On the EEC regulations, in theory but seldom practice, as you say it is country of residence that should determine entitlement but not the amount which depends on what has been paid in to the system(s). If I tried pursuing amalgamation of pensions and then payment here in France following Jane's European Commission example, it will take years. It would, however, see me removed from the AE system which would cost me my RSI/RAM health cover. I also like working and actually want to, especially writing and from that point of view if I find myself in 'no man's land' by going to the Commission, I would have the social payments anyway but be forced into another regime. Great! No health benefits and large chunks of my income given away for what?

It is a devil and the deep blue sea situation that becomes more complicated each time somebody in government even mentions AE status. The people at URSSAF, RSI/RAM know less and less, instead of the opposite, and thus far I cannot complain about them at all as some people have. If they do not know what is happening I do not think it is their fault anyway. Moreover, I am looking at it perhaps pessimistically but at least quite clear minded and willing to act. What about people who are just frightened, confused and lost? I feel there are far too many of them, not just ex-pats of any origin but also French and we are all being incredibly disabused by this government by illogical regulations, rumours and general confusion.

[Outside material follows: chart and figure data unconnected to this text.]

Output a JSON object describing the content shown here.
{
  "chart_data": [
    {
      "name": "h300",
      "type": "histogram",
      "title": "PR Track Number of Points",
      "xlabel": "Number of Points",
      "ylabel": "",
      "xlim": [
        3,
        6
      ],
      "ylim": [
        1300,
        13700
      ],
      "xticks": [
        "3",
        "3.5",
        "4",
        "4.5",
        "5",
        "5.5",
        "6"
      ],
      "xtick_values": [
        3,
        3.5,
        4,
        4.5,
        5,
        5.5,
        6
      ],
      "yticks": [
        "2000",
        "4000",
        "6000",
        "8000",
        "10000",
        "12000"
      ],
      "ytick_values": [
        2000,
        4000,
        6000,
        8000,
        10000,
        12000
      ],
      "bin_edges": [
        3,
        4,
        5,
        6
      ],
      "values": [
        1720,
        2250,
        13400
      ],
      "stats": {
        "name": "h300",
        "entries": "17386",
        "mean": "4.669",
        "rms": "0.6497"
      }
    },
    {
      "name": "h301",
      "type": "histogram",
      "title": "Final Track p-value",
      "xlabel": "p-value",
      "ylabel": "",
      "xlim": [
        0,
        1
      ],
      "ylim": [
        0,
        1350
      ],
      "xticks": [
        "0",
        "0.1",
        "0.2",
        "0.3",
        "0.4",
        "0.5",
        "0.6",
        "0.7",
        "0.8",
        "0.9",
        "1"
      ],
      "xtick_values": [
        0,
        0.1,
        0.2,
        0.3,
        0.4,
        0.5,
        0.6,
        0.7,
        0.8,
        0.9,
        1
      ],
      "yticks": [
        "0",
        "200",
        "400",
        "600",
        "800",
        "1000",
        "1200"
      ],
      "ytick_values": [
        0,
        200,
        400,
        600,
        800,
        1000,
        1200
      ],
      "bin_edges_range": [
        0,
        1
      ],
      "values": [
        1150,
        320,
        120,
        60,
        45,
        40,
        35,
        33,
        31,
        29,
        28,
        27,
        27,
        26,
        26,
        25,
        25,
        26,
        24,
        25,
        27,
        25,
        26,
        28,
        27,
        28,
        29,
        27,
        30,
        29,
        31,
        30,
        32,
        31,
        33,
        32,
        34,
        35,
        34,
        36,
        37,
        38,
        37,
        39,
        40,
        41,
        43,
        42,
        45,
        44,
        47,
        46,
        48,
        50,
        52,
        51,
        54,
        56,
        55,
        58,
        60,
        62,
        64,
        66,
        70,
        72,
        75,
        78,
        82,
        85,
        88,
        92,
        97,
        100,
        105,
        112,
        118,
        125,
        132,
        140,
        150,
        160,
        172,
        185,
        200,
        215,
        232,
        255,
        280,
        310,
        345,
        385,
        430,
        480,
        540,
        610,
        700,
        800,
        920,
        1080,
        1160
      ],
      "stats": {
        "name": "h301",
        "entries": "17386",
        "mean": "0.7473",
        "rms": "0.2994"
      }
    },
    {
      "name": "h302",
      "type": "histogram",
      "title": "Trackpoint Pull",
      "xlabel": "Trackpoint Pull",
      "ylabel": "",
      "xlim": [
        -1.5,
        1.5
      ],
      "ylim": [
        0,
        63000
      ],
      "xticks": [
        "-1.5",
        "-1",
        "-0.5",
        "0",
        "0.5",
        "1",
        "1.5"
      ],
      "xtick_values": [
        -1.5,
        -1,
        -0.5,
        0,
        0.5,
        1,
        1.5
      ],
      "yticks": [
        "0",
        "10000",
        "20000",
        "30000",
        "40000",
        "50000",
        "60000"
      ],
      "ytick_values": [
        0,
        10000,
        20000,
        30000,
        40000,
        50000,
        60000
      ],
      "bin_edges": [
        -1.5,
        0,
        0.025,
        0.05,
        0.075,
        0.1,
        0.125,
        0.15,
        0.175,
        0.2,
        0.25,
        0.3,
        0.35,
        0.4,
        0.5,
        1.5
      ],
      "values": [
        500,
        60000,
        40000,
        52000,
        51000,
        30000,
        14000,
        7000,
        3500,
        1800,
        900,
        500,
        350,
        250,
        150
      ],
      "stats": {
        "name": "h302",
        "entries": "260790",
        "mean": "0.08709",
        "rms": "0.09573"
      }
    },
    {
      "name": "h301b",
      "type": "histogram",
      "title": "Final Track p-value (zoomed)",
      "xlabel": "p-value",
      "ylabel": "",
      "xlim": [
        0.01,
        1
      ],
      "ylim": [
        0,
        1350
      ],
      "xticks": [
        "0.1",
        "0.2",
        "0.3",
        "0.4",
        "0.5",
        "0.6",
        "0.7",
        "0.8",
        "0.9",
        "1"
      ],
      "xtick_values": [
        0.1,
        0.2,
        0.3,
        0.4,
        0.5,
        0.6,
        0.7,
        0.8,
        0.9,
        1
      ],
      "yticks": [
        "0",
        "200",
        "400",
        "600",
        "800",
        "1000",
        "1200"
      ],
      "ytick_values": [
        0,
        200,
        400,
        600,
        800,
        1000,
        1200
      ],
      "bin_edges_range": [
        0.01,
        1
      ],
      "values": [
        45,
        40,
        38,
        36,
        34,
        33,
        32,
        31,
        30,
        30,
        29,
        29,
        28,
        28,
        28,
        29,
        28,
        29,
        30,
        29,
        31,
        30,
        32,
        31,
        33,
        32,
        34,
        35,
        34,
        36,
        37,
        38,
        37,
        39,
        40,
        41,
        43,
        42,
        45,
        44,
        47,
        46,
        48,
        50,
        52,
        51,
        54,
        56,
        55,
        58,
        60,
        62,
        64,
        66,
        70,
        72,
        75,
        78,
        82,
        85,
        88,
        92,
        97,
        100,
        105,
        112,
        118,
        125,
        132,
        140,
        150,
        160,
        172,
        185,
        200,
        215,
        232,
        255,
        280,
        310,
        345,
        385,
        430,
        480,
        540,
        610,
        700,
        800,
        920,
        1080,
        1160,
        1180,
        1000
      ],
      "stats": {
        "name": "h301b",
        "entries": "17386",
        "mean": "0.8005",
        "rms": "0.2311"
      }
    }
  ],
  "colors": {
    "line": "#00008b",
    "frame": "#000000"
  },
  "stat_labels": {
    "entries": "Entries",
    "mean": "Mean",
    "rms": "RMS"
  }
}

Many apologies if I have upset anyone. Just to be clear, I wasn't correcting anyone's spelling (no names were used). I was simply pointing out what I see as a mistake. I, too, was a restaurateur for 25 years in the UK and this one is close to my heart. I often make spelling mistakes and I never mind being corrected. My child is dyslexic and we have fun spelling and learning to do it as well as possible. Communication needs to be as clear as possible, surely.

Carol, agree! It's a drum I've banged before here on SFN. Please don't correct other people's spelling - that person might struggle on a daily basis with dyslexia, or in many cases, English is not their mother tongue.

Its American and therefore wrong.....;-) then again it's a word that it used and often (spelled or spelt...according to whether you use US or UK spelling) in the UK with an 'n'. Language changes with time and is a living entity. Also maybe a little unkind and unnecessary to correct others spelling.

I thought you were NOT allowed to work for one client as an AE?

Carol, the free dictionary is free because no-one would pay for it as it is not correct.

The French word for a person who owns or runs a restaurant is restaurateur, with no n, and this is the spelling used most often in English, especially in edited writing. Restauranteur, with an n, appears in English about once for every ten instances of restaurateur. But while this spelling is common and has a long history, many people consider it wrong.

The Oxford English Dictionary notes restauranteur as originally from the U.S. and lists examples from as far back as 1859, though a historical Google Books search covering the 19th century uncovers no more than a handful of instances of restauranteur. Many more examples are found in texts from the first half of the 20th century, including many from outside the U.S. Today, the misspelling appears about equally often throughout the English-speaking world.